Ik schreef al eerder over Vermeers “Gezicht op Delft”. Over de tijd heen voel ik telkens weer de bewondering. Nu niet anders dan Proust, ook alweer zo lang geleden.
Het is het geheel. Het zijn de details. De gele vlekjes.
Ik zie de twee poorten, met de reflecties in het water, die iets langer zijn gemaakt dan ze eigenlijk hadden moeten zijn, teneinde een harmonische verbinding te maken met de oever van de Schie op de voorgrond.
Ik zie de stipjes, die het glinsteren van het licht lijken weer te geven. Kunsthistorici zien die stipjes vaak als het bewijs dat Vermeer een camera obscurantisme gebruikte bij het schilderen: een apparaat waarmee je een tafereel via een lens op een plat vlak kunt weergeven en zo natekenen. Gezien door een camera obscura ziet het licht op onscherpe delen eruit als kleine lichtpuntjes.

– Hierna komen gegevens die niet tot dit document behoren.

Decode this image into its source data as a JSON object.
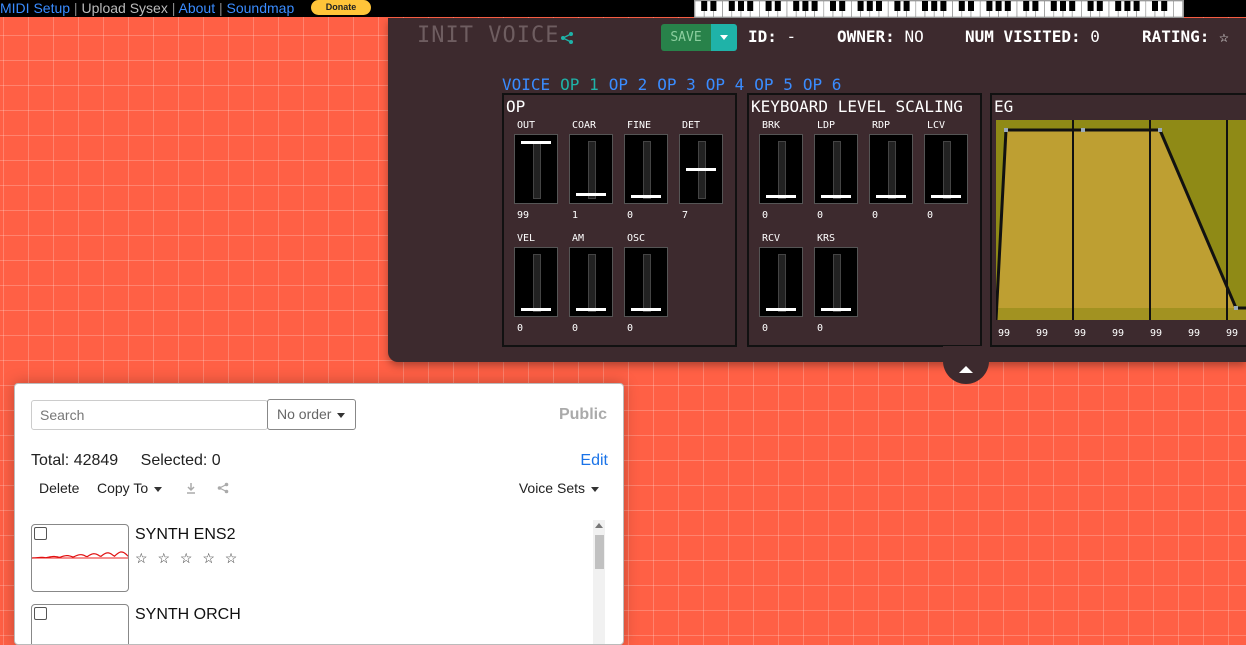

Het zijn deze lichtpuntjes die nog steeds door de tijd reizen, mogelijk andermaal 365 jaren van andermaal 360 graden. Proust en ik zullen verdwijnen, zoals mensen worden vergeten, zoals Vermeer is vergeten, zo “Gezicht op Delft” ons allemaal overleven. Ik durf niet te zeggen: tot in de eeuwigheid.